ABOVE: Alice Dunnigan (left) and Ethel Payne (right)
Alice Dunnigan, a southern-born granddaughter of slaves, and Ethel Payne, the renowned “First Lady of the Black Press,” received posthumous honors recently during the annual White House Correspondents’ Dinner.
Ethel Payne, the crusading globetrotting journalist, was my friend and mentor. When she made her entrance into journalism in the 1950s, the doors for her to achieve acclaim as a war correspondent and global activist were closed. She had to knock them down as she became one of the first Black women to be credentialed as a White House correspondent.
Payne first received public acclaim when as a host for the Army Special Services in Korea in 1950, she began writing about how Black troops were segregated in the U.S. Army even after President Eisenhower, issued an order to desegregate. She reported how Black troops were sent into battle without proper training which led to high casualties among them. For her reporting about the conditions there and the flaunting of a presidential order, top U.S. government officials accused her of disrupting the morale of the troops. She had opened a can of worms.
As a reporter for the Chicago Daily Defender, known as the Blacks’ fighting machine, for three decades, beginning in 1951, she continued her activism as a White House correspondent, often irritating President Eisenhower. When the GOP invited choirs from Duke, Emory, and Howard to participate in its annual Lincoln Day celebration, the Howard choir arrived but were turned back. Payne critically raised the issue at a White House press conference, which so angered the President, that the flack made the New York Times. And after that, people were asking, ‘Who is that Black woman?’ She was also a commentator on national radio, but her heart was always with the Black press and from that platform launched her to become one of the most trusted voices and viewpoints in America.
During her 30-year career at the Defender, she traveled with presidents and heads of state, filing important stories about African countries achieving liberation, such as Ghana in 1957, covered the Vietnam War, and worked to show the parallels with South Africa apartheid and segregation in the USA.
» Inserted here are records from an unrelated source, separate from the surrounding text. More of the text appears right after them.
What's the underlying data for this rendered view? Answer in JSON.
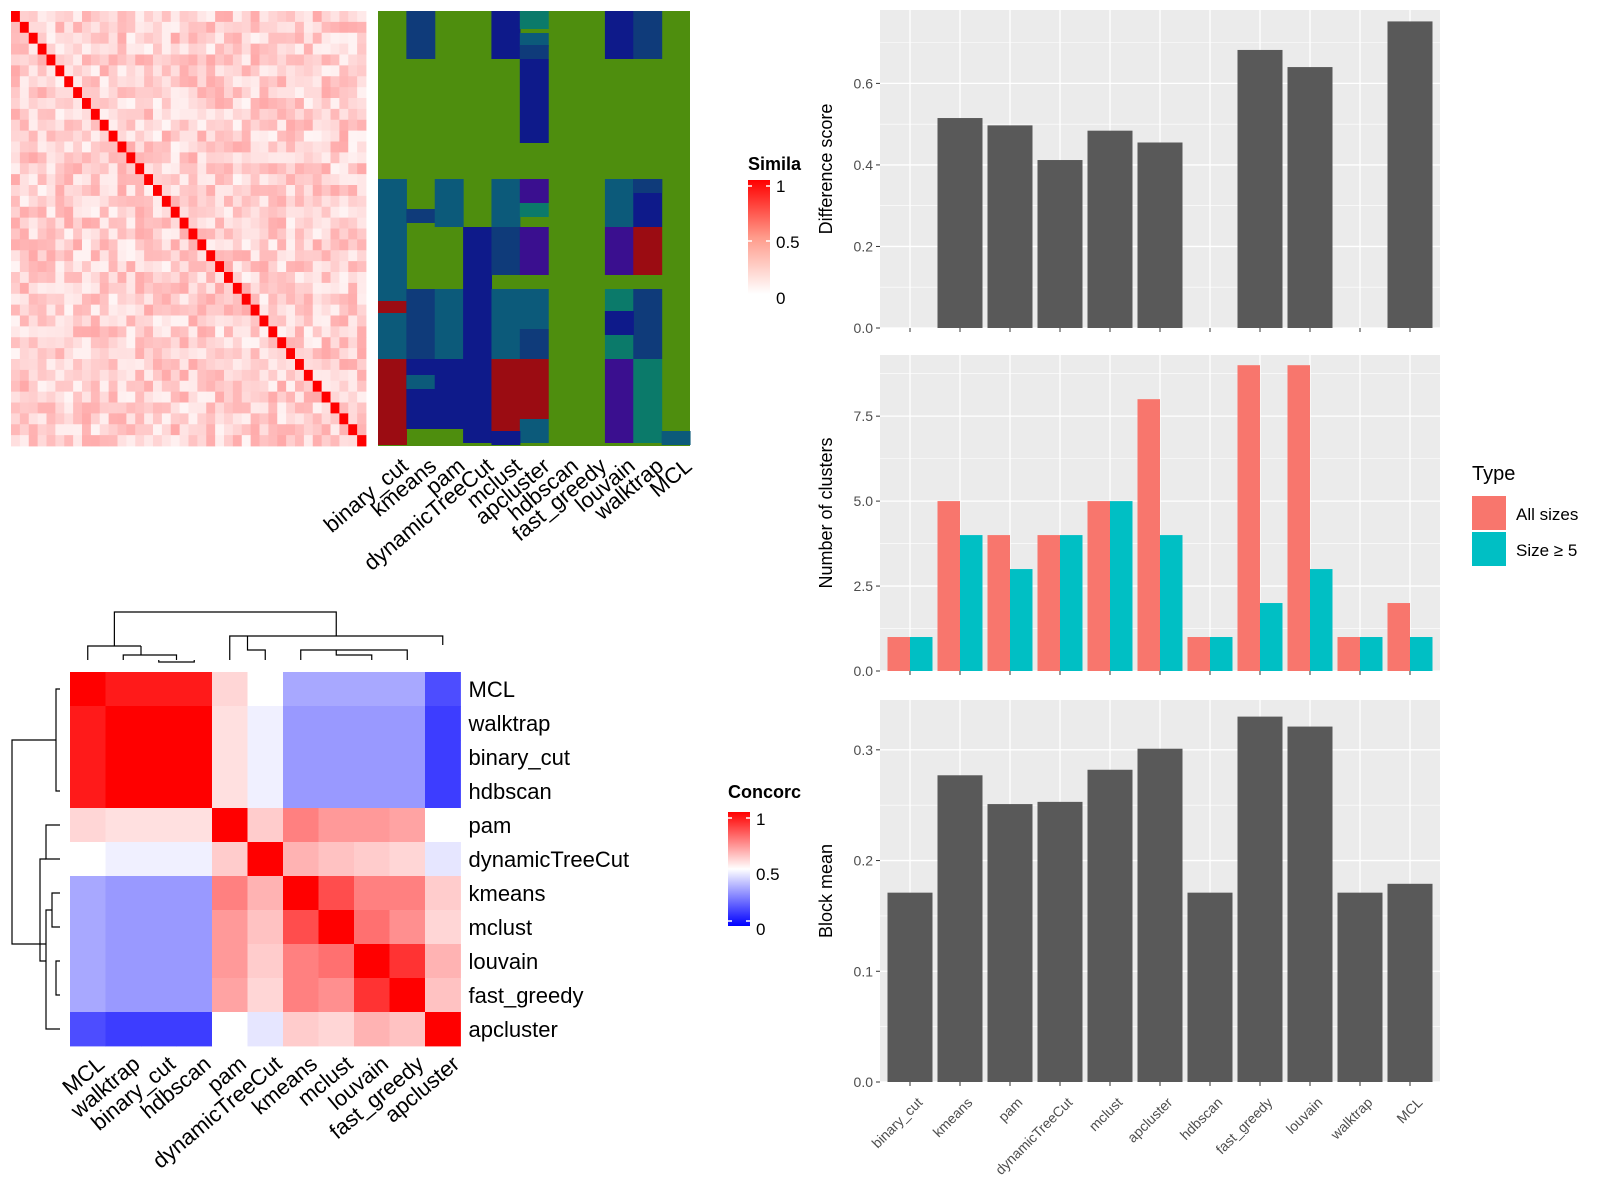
{
  "methods": [
    "binary_cut",
    "kmeans",
    "pam",
    "dynamicTreeCut",
    "mclust",
    "apcluster",
    "hdbscan",
    "fast_greedy",
    "louvain",
    "walktrap",
    "MCL"
  ],
  "colors": {
    "bar_gray": "#595959",
    "all_sizes": "#F8766D",
    "size_ge5": "#00BFC4",
    "panel_bg": "#EBEBEB",
    "grid": "#ffffff",
    "heat_red": "#FF0000",
    "heat_blue": "#0000FF",
    "membership_bg": "#4E8E0E"
  },
  "similarity_legend": {
    "title": "Simila",
    "ticks": [
      "1",
      "0.5",
      "0"
    ]
  },
  "concordance_legend": {
    "title": "Concorc",
    "ticks": [
      "1",
      "0.5",
      "0"
    ]
  },
  "concordance_row_order": [
    "MCL",
    "walktrap",
    "binary_cut",
    "hdbscan",
    "pam",
    "dynamicTreeCut",
    "kmeans",
    "mclust",
    "louvain",
    "fast_greedy",
    "apcluster"
  ],
  "chart_data": [
    {
      "type": "heatmap",
      "title": "",
      "description_matrix": "similarity",
      "n_terms": 40,
      "range": [
        0,
        1
      ],
      "columns": []
    },
    {
      "type": "heatmap",
      "title": "",
      "columns": [
        "binary_cut",
        "kmeans",
        "pam",
        "dynamicTreeCut",
        "mclust",
        "apcluster",
        "hdbscan",
        "fast_greedy",
        "louvain",
        "walktrap",
        "MCL"
      ]
    },
    {
      "type": "heatmap",
      "title": "",
      "rows": [
        "MCL",
        "walktrap",
        "binary_cut",
        "hdbscan",
        "pam",
        "dynamicTreeCut",
        "kmeans",
        "mclust",
        "louvain",
        "fast_greedy",
        "apcluster"
      ],
      "columns": [
        "MCL",
        "walktrap",
        "binary_cut",
        "hdbscan",
        "pam",
        "dynamicTreeCut",
        "kmeans",
        "mclust",
        "louvain",
        "fast_greedy",
        "apcluster"
      ],
      "range": [
        0,
        1
      ],
      "values": [
        [
          1.0,
          0.95,
          0.95,
          0.95,
          0.58,
          0.5,
          0.33,
          0.33,
          0.33,
          0.33,
          0.15
        ],
        [
          0.95,
          1.0,
          1.0,
          1.0,
          0.56,
          0.47,
          0.3,
          0.3,
          0.3,
          0.3,
          0.12
        ],
        [
          0.95,
          1.0,
          1.0,
          1.0,
          0.56,
          0.47,
          0.3,
          0.3,
          0.3,
          0.3,
          0.12
        ],
        [
          0.95,
          1.0,
          1.0,
          1.0,
          0.56,
          0.47,
          0.3,
          0.3,
          0.3,
          0.3,
          0.12
        ],
        [
          0.58,
          0.56,
          0.56,
          0.56,
          1.0,
          0.6,
          0.75,
          0.7,
          0.7,
          0.68,
          0.5
        ],
        [
          0.5,
          0.47,
          0.47,
          0.47,
          0.6,
          1.0,
          0.65,
          0.62,
          0.6,
          0.58,
          0.45
        ],
        [
          0.33,
          0.3,
          0.3,
          0.3,
          0.75,
          0.65,
          1.0,
          0.85,
          0.75,
          0.75,
          0.6
        ],
        [
          0.33,
          0.3,
          0.3,
          0.3,
          0.7,
          0.62,
          0.85,
          1.0,
          0.78,
          0.72,
          0.58
        ],
        [
          0.33,
          0.3,
          0.3,
          0.3,
          0.7,
          0.6,
          0.75,
          0.78,
          1.0,
          0.9,
          0.65
        ],
        [
          0.33,
          0.3,
          0.3,
          0.3,
          0.68,
          0.58,
          0.75,
          0.72,
          0.9,
          1.0,
          0.62
        ],
        [
          0.15,
          0.12,
          0.12,
          0.12,
          0.5,
          0.45,
          0.6,
          0.58,
          0.65,
          0.62,
          1.0
        ]
      ]
    },
    {
      "type": "bar",
      "title": "",
      "xlabel": "",
      "ylabel": "Difference score",
      "categories": [
        "binary_cut",
        "kmeans",
        "pam",
        "dynamicTreeCut",
        "mclust",
        "apcluster",
        "hdbscan",
        "fast_greedy",
        "louvain",
        "walktrap",
        "MCL"
      ],
      "values": [
        null,
        0.515,
        0.497,
        0.412,
        0.484,
        0.455,
        null,
        0.682,
        0.64,
        null,
        0.752
      ],
      "ylim": [
        0,
        0.78
      ],
      "yticks": [
        "0.0",
        "0.2",
        "0.4",
        "0.6"
      ],
      "grid": true
    },
    {
      "type": "bar",
      "title": "",
      "xlabel": "",
      "ylabel": "Number of clusters",
      "categories": [
        "binary_cut",
        "kmeans",
        "pam",
        "dynamicTreeCut",
        "mclust",
        "apcluster",
        "hdbscan",
        "fast_greedy",
        "louvain",
        "walktrap",
        "MCL"
      ],
      "series": [
        {
          "name": "All sizes",
          "values": [
            1,
            5,
            4,
            4,
            5,
            8,
            1,
            9,
            9,
            1,
            2
          ]
        },
        {
          "name": "Size ≥ 5",
          "values": [
            1,
            4,
            3,
            4,
            5,
            4,
            1,
            2,
            3,
            1,
            1
          ]
        }
      ],
      "ylim": [
        0,
        9.3
      ],
      "yticks": [
        "0.0",
        "2.5",
        "5.0",
        "7.5"
      ],
      "legend": {
        "title": "Type",
        "position": "right"
      },
      "grid": true
    },
    {
      "type": "bar",
      "title": "",
      "xlabel": "",
      "ylabel": "Block mean",
      "categories": [
        "binary_cut",
        "kmeans",
        "pam",
        "dynamicTreeCut",
        "mclust",
        "apcluster",
        "hdbscan",
        "fast_greedy",
        "louvain",
        "walktrap",
        "MCL"
      ],
      "values": [
        0.171,
        0.277,
        0.251,
        0.253,
        0.282,
        0.301,
        0.171,
        0.33,
        0.321,
        0.171,
        0.179
      ],
      "ylim": [
        0,
        0.345
      ],
      "yticks": [
        "0.0",
        "0.1",
        "0.2",
        "0.3"
      ],
      "grid": true
    }
  ]
}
It was never lost on her that she sprang from humble beginnings. Born in 1911 in Chicago, her father was a Pullman Porter, but died young, leaving Ethel’s mother with six children to raise mostly on the salary of a domestic worker. She and the family worked and struggled together. “I worked in white folks’ kitchens, I did factory piecework, anything to keep us together.” She eventually attended Northwestern University, taking journalism courses, and recognized she had a flair for writing. She said she saw her role as an advocate for the weak, and that is how she used her talent. “Until I close my eyes, I am going to be involved,” she told me.
Payne befriended me when I became one of the first Black women to cover the White House for the White Press. She saw that most of the white Colleagues I worked with resented and hindered me, rather than helped me and she came to my rescue and mentored me. In 1975, when I received death threats after writing an unflattering book about a popular civil rights leader, she, and other Black journalists, such as Vernon Jarrett, called a press conference, defending my first amendment right to report and write my own truths. The threats ceased.
She was the Grand Dame of journalism, having exquisite dinner parties at her home, where she served up news tips and wisdom, along with her salacious menus. I was honored to be one of the journalists who worked with Fisk University to establish a professorship in her name, where she published her book in 1979, entitled ‘Roots, Rewards and Renewal’ – a study of Black colleges. The Ethel L. Payne U.S. postal stamp was issued on September 14, 2002.
As someone soon to be 80 years old, her thoughts on aging, I still hold dear. “Age is not a handicap. Age is nothing but a number. It is how you use it.” She also shared with me the three words she wanted to pass on to future generations: “agitate, agitate and agitate.”